Kimi an çocuğu ise hiç deneyim sahibi olmadan gitti, biz dahil kimse şahit olmadan varlığına.
Kimisi (yani çok nadir de olsa şanslı doğan an çocuklarından birkaçı), olması gerektiği gibi çocuk kaldı olduğu yerde. Saf neşeye sahip, doğal, samimi ve iyi.
Yanlış anlaşılmak istemem kimseyi çocuklarına sahip çıkmamakla suçlamıyorum. Aksine çok geç kalınmış sahip çıkmalarla suçluyorum. Eski bir anda yitip giden bir çocuğun ardından üzülürken, o anda doğan çocuğu ihmal etmelerle, döngüsel ıstıraplarla suçluyorum. Var oluşu ağırlaştırmakla suçluyorum ve dahi birçok ruhsal sancılara yol açmakla.

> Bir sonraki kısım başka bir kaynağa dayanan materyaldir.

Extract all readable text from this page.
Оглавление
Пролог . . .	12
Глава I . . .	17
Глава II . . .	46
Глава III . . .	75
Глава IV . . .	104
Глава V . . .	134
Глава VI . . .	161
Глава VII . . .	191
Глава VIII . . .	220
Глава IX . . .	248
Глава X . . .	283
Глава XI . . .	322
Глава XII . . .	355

Yeni anlarda doğan çocuklarla barışmalı ve kaynaşmalı ve eski an çocuklarıyla ilgili şunu kabullenmeliyiz ki "GEÇ KALDIK" onun için geç kaldık, ona sahip çıkmak için geç kaldık, onu kendi anında bırakmayı, vedalaşmayı öğrenmeliyiz hatta buna mecburuz. Elimizden hem onun için hem kendimiz için 'aynı anda' bir şey yapmak gelmez, çünkü artık apayrı anlardayız. Kabul etmeli ve geride kalan çocuklar hayrına, yeni anlardan doğan çocuklara iyi bakmalıyız. Bunu onlara borçluyuz, yitip gidenlere.

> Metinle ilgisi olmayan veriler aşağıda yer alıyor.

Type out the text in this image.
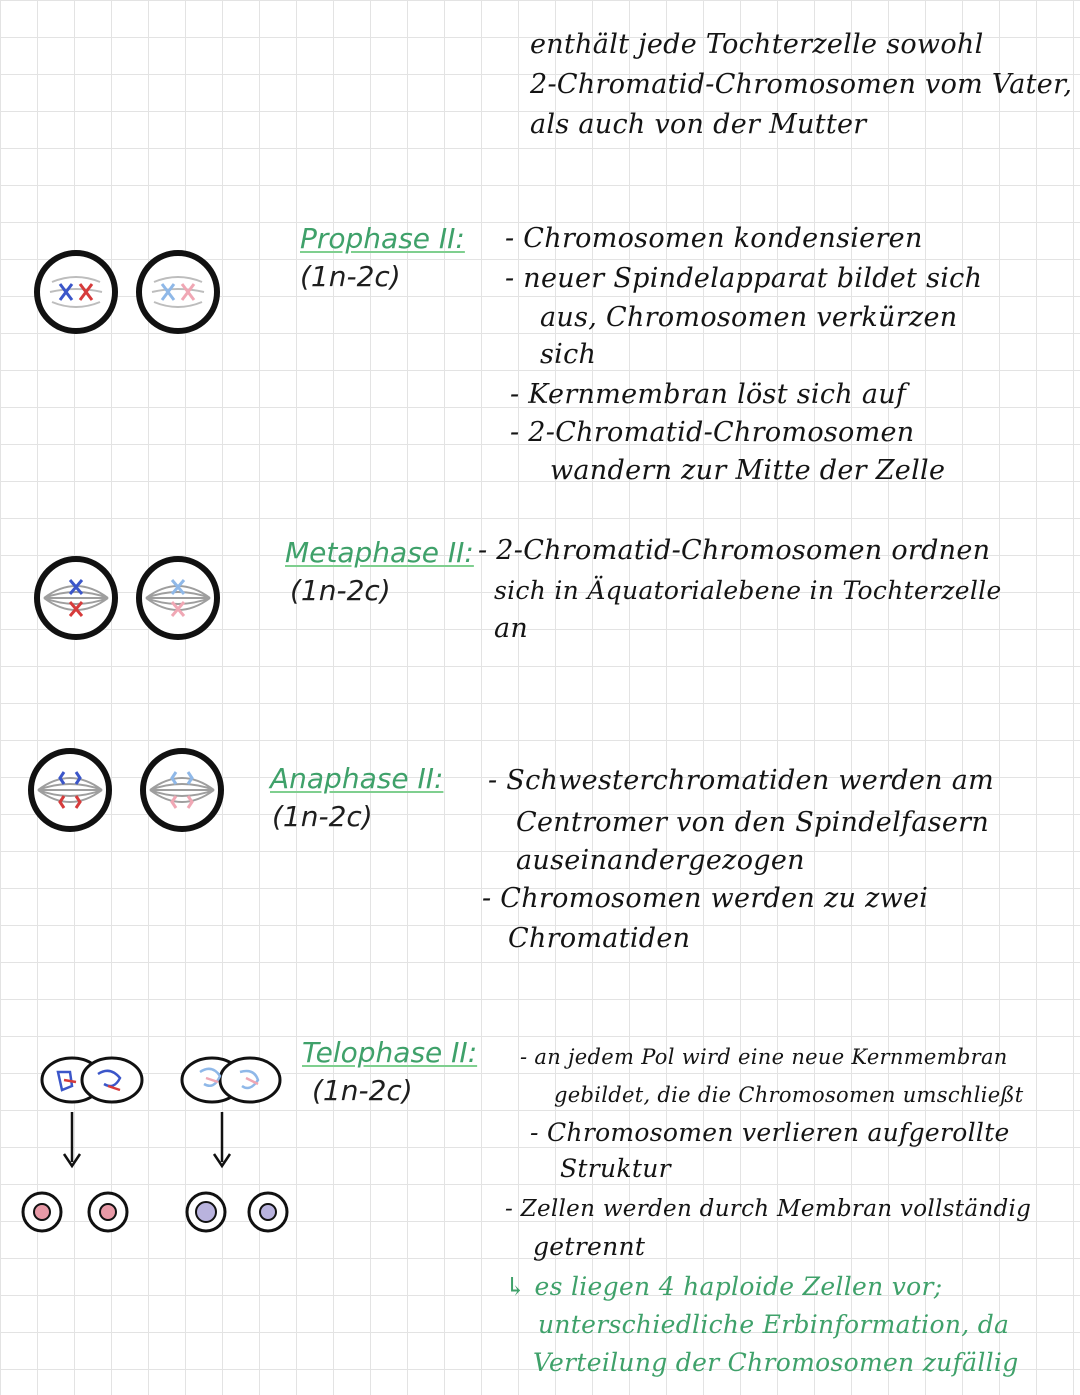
enthält jede Tochterzelle sowohl
2-Chromatid-Chromosomen vom Vater,
als auch von der Mutter
Prophase II:
(1n-2c)
- Chromosomen kondensieren
- neuer Spindelapparat bildet sich
aus, Chromosomen verkürzen
sich
- Kernmembran löst sich auf
- 2-Chromatid-Chromosomen
wandern zur Mitte der Zelle
Metaphase II:
(1n-2c)
- 2-Chromatid-Chromosomen ordnen
sich in Äquatorialebene in Tochterzelle
an
Anaphase II:
(1n-2c)
- Schwesterchromatiden werden am
Centromer von den Spindelfasern
auseinandergezogen
- Chromosomen werden zu zwei
Chromatiden
Telophase II:
(1n-2c)
- an jedem Pol wird eine neue Kernmembran
gebildet, die die Chromosomen umschließt
- Chromosomen verlieren aufgerollte
Struktur
- Zellen werden durch Membran vollständig
getrennt
↳ es liegen 4 haploide Zellen vor;
unterschiedliche Erbinformation, da
Verteilung der Chromosomen zufällig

Kendimizi, eski olay yerinde ve olay anında var olan kendimize (yani eski anın çocuğuna) sahip çıkamamakla suçlayarak hiçbir yere varamadığımızı kabul etmek gerekir. Bir yere varmak, ilerlemek için adım atmak şarttır. En nihayetinde ne kadar adım atarsan o kadar ilerlersin. O yüzden kendimizi bıraktığımız yerlere dikkat edelim, durgunlaştığımız, ataleti kucakladığımız yerlere. Zihnimizin parçalarını bıraktığımız yerlerden, zihnimizi geri çekelim. Bir bütün olarak her anın çocuğuna kendi anında özen gösterip yine de ona bağlanmadan yolumuza devam edelim.
Kendimizi bıraktığımız yerlere dikkat edelim.